Analysis of residual substrate and fermentation products
Analysis of gas phase H2 and methane was conducted by removal of fixed volumes (0.20–0.40 mL) of headspace using a pressure-lock syringe, and direct injection into a Shimadzu 8A gas chromatograph fitted with a 1.88 m × 3.18 mm (i.d.) stainless steel column packed with Carbosieve S-II (Sigma-Aldrich, St. Louis, MO, USA). The following chromatographic conditions were used: carrier gas, He; injector T, 120°C; oven T, 70°C; detector T, 120°C; detector type, thermal conductivity; detector current, 120 mA. External standard curves were used for quantification of H2 and CH4.
Culture pH was measured immediately after removal of the rubber stopper (to minimize alkalinization of medium that results from CO2 outgassing), using a Mettler-Toledo FiveEasy Plus pH meter calibrated with pH 4.01 and 7.00 buffers. Volatile fatty acids, nonvolatile acids (lactate, succinate) and ethanol in the culture liquid phase were determined by HPLC, as described previously (Weimer et al. 1991). For all gaseous and nongaseous products, net product formation was calculated after subtraction of products contained in substrate-free blank vials inoculated and incubated with the blank vials. Total enthalpy of combustion of products was calculated from enthalpies of combustion of individual end products (Weast 1969) at their measured net molar concentrations.

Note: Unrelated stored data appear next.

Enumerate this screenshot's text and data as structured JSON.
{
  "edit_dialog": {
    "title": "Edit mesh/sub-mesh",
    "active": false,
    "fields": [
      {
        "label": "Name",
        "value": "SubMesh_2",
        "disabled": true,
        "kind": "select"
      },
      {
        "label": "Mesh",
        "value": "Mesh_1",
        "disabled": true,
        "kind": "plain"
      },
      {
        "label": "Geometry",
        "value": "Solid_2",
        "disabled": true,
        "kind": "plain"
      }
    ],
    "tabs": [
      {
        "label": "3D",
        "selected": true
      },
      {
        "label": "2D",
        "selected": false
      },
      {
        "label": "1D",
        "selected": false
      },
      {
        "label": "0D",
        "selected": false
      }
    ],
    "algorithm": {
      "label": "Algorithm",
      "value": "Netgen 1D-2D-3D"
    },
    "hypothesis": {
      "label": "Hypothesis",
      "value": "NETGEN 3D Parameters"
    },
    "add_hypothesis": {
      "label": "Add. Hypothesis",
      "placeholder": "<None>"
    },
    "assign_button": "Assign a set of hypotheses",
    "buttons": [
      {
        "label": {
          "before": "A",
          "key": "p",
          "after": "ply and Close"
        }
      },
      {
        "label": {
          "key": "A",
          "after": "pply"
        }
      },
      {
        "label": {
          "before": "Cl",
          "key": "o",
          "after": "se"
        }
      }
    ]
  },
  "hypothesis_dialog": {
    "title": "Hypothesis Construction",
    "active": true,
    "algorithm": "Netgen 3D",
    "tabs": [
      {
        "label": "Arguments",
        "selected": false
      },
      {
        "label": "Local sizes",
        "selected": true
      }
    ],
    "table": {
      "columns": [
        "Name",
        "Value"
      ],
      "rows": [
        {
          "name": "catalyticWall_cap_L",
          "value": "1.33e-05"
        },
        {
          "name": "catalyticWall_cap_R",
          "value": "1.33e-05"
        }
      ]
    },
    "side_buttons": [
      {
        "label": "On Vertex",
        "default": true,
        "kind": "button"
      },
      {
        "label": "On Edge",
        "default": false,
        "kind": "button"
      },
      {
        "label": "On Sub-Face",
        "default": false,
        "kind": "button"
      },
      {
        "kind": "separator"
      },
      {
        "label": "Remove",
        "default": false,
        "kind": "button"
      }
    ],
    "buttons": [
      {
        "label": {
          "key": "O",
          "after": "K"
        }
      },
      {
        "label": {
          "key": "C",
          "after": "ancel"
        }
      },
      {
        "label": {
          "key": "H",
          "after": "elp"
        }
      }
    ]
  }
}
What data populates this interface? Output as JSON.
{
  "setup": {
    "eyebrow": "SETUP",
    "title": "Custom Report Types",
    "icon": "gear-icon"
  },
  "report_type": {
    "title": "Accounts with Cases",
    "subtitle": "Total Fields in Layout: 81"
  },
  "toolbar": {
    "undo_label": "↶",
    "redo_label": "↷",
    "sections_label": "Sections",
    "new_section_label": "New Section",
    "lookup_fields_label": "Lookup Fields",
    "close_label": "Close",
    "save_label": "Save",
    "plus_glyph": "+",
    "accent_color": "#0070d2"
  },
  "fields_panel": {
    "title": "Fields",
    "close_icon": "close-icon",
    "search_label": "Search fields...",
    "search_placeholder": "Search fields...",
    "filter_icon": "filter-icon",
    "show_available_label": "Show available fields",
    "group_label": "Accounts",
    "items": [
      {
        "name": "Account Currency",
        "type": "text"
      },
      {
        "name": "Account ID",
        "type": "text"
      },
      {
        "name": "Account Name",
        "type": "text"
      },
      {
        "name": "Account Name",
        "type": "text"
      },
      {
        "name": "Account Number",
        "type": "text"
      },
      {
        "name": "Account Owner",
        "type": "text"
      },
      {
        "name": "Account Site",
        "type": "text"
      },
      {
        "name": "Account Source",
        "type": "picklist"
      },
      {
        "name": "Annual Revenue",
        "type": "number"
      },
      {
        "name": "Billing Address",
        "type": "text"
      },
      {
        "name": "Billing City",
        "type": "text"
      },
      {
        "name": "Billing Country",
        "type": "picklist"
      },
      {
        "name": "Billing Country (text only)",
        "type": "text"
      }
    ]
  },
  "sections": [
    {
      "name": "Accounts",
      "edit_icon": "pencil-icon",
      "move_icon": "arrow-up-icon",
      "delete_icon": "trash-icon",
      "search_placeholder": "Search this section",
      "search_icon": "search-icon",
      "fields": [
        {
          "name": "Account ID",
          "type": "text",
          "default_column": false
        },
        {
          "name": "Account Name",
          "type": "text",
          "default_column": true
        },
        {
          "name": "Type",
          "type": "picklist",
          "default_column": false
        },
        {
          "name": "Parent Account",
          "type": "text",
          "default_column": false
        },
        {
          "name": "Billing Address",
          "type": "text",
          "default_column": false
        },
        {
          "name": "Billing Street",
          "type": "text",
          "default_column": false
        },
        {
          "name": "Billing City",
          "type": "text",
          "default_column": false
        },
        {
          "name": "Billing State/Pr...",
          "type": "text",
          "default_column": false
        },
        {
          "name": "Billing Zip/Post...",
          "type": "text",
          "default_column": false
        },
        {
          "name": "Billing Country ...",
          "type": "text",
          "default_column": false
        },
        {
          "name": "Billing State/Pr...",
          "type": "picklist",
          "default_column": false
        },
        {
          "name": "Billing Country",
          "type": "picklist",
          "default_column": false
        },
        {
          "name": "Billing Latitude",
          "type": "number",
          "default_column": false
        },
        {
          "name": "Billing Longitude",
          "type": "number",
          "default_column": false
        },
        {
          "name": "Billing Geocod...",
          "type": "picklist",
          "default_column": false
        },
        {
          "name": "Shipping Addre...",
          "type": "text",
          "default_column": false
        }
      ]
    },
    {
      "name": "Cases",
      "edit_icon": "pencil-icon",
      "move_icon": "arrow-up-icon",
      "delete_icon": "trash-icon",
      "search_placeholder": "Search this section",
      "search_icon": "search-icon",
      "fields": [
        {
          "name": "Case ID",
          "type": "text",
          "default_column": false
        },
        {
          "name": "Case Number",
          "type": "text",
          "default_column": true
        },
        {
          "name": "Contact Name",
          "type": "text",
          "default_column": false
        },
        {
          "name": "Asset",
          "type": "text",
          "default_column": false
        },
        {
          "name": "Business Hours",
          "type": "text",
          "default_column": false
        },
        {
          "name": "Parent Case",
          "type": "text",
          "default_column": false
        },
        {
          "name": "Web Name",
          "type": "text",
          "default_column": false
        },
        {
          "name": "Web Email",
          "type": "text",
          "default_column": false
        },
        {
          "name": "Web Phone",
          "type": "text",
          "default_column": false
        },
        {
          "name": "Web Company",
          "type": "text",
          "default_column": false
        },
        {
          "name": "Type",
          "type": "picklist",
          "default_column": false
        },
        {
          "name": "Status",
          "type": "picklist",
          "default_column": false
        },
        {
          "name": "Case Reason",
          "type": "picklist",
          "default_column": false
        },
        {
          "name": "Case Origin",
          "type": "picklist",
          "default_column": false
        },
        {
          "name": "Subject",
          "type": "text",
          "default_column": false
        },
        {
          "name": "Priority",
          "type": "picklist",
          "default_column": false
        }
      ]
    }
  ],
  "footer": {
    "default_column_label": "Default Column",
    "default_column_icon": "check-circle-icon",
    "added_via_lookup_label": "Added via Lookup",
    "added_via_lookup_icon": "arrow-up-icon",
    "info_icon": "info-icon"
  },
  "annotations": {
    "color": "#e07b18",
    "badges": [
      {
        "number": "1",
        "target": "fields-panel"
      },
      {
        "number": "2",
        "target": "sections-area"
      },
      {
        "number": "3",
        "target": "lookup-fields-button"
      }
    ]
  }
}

Total substrate consumption was calculated as initial dry weight of substrate minus neutral detergent fiber (NDF) residue (equivalent to plant cell wall residue). Residual NDF was determined gravimetrically by a modified Goering and Van Soest method (Weimer et al. 1990).
Statistical analysis
Statistical tests were performed using PROC MIXED in SAS, v.9.4 (SAS, Cary, NC, USA), using the model Yi = μ + Si + εi, where Yi = dependent variable; μ = overall mean; Si = effect of redox dye or its concentration; and εi = residual error. For analysis of data from the experiment conducted at different resazurin concentrations, the model Yi = μ + Si + Ri +SRij + εI was used, where Ri = resazurin concentration. For fermentations conducted at different neutral red concentrations, PROC REG was used for linear and quadratic regression analysis. Data are reported as least-square means. Means separation tests were conducted using the Tukey procedure. Significance was declared at P < 0.05, and trends identified at 0.05 < P < 0.10.